When everyone is done I ask them to compare their results to the answers we got yesterday to confirm that the formula works, then ask if there are any questions. I answer any questions then tell my students that today they will have an opportunity to become proficient at using the formula they worked to derive yesterday.
You will need copies of the problem set for this section. Teamwork 15 minutes: I tell my students that they did such a great job demonstrating their mathematical abilities yesterday individually that today I'm giving the chance to demonstrate their talents as teams. I tell them they'll be working with their back partner to solve a set of real-world problems (MP1, MP2, MP4) and will get to present at least one problem to the class. (MP6) I tell them that I will randomly select teams to present, allowing each team to choose a problem to present (that has not already been selected). This does two things. It reduces the stress of presenting first by giving that team the choice of any of the problems and it keeps all teams focused on solving all the problems as well as they can since they don't know what choices will be available when they're selected to present. I distribute the problem set and ask if there are any questions. As my students are working I walk around offering encouragement and redirection or assistance as needed.
Presentations 15 minutes: As my students prepare to present I remind them as a class to be courteous and appropriate in their critiquing of each other. I select the first team and allow them to present,(MP6) with questions and critiques from their classmates as they go through their solution. (MP3) When every team has presented I offer bonus points for any team that presents any of the remaining problems (if there are any) If there are no takers, I walk my students through those final problems, accepting their critiques and questions as we go.
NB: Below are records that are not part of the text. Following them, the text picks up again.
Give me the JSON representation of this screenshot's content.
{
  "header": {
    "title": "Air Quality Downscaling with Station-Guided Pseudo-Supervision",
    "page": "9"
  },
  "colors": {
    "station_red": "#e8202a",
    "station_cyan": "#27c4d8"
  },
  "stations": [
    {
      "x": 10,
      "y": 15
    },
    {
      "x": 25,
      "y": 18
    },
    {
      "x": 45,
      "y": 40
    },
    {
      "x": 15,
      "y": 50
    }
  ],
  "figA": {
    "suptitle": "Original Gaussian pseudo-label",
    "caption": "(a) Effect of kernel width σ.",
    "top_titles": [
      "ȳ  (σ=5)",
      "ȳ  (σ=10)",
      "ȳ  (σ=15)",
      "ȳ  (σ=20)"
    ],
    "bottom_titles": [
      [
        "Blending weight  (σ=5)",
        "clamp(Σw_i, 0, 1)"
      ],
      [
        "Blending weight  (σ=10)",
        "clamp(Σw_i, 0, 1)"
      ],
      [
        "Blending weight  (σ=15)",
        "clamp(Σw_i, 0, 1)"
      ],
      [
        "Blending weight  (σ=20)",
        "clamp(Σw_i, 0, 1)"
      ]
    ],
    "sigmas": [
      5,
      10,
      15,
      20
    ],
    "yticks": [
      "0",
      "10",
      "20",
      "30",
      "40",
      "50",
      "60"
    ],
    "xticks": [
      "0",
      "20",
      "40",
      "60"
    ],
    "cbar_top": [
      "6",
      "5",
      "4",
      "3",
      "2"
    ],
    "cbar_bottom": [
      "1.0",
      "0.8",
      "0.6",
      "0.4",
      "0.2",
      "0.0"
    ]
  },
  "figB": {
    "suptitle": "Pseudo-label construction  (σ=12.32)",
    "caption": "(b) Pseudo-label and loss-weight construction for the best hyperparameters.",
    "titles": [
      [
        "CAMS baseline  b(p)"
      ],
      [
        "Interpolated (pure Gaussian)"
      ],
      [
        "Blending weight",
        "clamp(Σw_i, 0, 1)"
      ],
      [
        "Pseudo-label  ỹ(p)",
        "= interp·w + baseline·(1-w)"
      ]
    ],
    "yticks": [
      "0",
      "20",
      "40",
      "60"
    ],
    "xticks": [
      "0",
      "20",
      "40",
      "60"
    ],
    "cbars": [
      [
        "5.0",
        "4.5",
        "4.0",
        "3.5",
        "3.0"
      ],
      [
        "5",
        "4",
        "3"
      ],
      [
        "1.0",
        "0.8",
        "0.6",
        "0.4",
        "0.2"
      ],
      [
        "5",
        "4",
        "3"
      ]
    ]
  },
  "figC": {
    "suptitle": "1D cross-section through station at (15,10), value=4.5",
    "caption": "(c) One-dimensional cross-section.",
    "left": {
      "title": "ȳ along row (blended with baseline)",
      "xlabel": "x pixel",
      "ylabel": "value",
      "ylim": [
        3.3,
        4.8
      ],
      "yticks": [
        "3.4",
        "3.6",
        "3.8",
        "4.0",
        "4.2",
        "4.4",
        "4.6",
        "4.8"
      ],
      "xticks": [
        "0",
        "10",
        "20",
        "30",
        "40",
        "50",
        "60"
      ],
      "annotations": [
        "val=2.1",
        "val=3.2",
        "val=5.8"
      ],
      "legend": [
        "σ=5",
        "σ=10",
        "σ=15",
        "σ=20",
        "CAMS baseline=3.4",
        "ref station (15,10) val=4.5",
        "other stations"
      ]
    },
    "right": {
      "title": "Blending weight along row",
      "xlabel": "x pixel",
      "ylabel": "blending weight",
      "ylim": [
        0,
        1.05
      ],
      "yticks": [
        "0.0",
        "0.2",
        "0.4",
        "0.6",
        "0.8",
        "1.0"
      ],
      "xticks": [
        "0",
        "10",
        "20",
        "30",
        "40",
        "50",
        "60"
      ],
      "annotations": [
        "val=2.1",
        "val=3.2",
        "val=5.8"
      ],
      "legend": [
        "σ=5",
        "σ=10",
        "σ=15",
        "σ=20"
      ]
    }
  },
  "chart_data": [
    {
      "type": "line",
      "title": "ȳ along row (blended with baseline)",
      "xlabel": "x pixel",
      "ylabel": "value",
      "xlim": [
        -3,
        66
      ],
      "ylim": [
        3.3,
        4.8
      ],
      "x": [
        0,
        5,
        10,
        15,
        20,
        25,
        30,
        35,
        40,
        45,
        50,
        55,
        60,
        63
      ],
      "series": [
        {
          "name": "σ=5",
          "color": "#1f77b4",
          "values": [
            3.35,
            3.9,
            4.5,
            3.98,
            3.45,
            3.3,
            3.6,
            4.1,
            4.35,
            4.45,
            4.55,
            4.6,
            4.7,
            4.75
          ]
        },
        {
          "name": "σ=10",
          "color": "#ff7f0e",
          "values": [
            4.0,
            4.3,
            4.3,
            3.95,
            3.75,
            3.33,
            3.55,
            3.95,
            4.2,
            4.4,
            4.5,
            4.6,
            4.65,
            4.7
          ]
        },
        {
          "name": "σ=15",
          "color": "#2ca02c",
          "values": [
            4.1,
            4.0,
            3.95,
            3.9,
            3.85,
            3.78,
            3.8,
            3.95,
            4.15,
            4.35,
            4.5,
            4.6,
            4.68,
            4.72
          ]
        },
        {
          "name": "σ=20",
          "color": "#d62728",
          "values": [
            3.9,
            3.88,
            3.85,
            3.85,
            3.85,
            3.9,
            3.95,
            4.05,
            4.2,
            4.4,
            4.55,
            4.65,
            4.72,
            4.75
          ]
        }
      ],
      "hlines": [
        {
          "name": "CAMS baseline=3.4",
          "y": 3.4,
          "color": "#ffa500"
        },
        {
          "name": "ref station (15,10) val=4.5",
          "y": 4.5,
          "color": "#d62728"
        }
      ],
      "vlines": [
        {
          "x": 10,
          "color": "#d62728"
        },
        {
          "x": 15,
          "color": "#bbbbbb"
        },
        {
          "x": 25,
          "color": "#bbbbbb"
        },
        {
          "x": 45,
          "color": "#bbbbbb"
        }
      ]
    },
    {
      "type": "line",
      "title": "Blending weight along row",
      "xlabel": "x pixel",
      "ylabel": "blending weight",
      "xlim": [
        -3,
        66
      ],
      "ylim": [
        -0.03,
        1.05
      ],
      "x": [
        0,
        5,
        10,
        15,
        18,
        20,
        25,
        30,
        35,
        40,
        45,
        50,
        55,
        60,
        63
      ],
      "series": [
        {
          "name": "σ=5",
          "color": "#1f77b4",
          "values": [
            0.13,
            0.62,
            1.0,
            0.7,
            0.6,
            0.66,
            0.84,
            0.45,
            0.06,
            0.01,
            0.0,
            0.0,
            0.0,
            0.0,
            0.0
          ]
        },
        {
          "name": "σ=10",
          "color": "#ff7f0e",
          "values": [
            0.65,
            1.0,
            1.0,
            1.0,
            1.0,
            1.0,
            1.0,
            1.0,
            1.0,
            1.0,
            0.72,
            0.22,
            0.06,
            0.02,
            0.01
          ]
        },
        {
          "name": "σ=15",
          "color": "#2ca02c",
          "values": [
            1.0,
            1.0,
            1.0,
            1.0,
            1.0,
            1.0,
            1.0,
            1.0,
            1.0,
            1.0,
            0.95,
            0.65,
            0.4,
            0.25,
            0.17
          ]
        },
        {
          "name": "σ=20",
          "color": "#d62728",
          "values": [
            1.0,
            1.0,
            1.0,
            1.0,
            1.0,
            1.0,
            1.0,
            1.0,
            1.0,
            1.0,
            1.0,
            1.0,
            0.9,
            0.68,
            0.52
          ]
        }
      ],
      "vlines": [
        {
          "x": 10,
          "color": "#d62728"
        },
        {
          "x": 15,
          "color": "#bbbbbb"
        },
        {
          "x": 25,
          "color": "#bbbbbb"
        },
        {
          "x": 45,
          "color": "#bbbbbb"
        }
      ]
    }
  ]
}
To close out this lesson I have my students individually apply the geometric sum formula to one final problem to demonstrate their competence and understanding. (MP1, MP2) This is an informal assessment that helps me see if I'm on track, as I explain in my Working the Formula video I look for the same kinds of problems I saw earlier; inability to decode the problem, difficulty in working the formula and problems using the calculator. There may be other areas of weakness I need to address, but these are the three I've seen most often. If my instruction and assistance during the earlier part of the lesson haven't helped, then I try to arrange some one-on-one time with students as needed.